La diversité est essentielle. Même Dieu n’a pas créé une seule forme, mais une multitude. En tant qu’artistes, nous devons poursuivre dans cette voie. La diversité permet l’évolution. Nous avons besoin de toutes les formes artistiques (musique, arts culinaires, arts plastiques, arts dramatiques) pour pérenniser notre métier d’artiste.
Comment l’exposition “Art pour tous, tous pour l’art” pourrait-elle influencer la perception de l’art contemporain dans d’autres communautés de Kinshasa ?
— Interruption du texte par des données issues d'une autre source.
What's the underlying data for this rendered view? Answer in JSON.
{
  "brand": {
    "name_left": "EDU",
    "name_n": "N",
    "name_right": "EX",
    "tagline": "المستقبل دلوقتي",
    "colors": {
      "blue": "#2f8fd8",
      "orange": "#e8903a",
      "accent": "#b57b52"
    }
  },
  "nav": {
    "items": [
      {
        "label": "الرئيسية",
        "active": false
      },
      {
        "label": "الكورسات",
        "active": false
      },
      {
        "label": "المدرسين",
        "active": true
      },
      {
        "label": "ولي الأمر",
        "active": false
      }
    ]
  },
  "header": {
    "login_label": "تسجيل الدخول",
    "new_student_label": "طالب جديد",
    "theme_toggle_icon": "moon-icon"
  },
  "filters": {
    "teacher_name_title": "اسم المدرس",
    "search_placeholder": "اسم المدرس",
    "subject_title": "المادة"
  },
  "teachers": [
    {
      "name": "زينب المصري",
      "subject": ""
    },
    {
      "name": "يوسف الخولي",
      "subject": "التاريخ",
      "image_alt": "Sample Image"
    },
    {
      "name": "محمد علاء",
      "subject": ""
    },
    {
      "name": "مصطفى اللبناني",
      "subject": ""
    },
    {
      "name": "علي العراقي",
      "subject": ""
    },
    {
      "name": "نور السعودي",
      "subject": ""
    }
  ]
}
Peu à peu, les gens comprendront l’importance de l’art et de la culture. Un peuple sans culture est un peuple sans histoire ni avenir. L’espace Bakeli est là pour changer la mentalité de la population, pour décoloniser les esprits. Nous voulons montrer que l’art ne se limite pas à la musique et à la danse ; il se reflète aussi dans notre mode de vie, notre manière de penser et de parler. Comprendre cela peut transformer notre communauté, et si nous réussissons à Bandalungwa, ce changement pourra s’étendre aux autres communautés. Je profite de l’occasion pour inviter tout le monde à notre exposition, qui débute le 7 novembre et se termine le 12 décembre. C’est une belle opportunité de mettre en lumière les talents de la jeunesse congolaise et de rendre l’art accessible à tous.
Comment avez-vous sélectionné les artistes pour cette exposition ?
Nous avons lancé un appel à candidatures sur Internet, puis rencontré les artistes retenus. Les critères de sélection reposaient sur la qualité des œuvres, l’approche artistique, le style, et bien sûr, le talent. Nous commençons avec ceux qui ont déjà un certain niveau pour les mettre en avant, et progressivement, nous inclurons d’autres talents.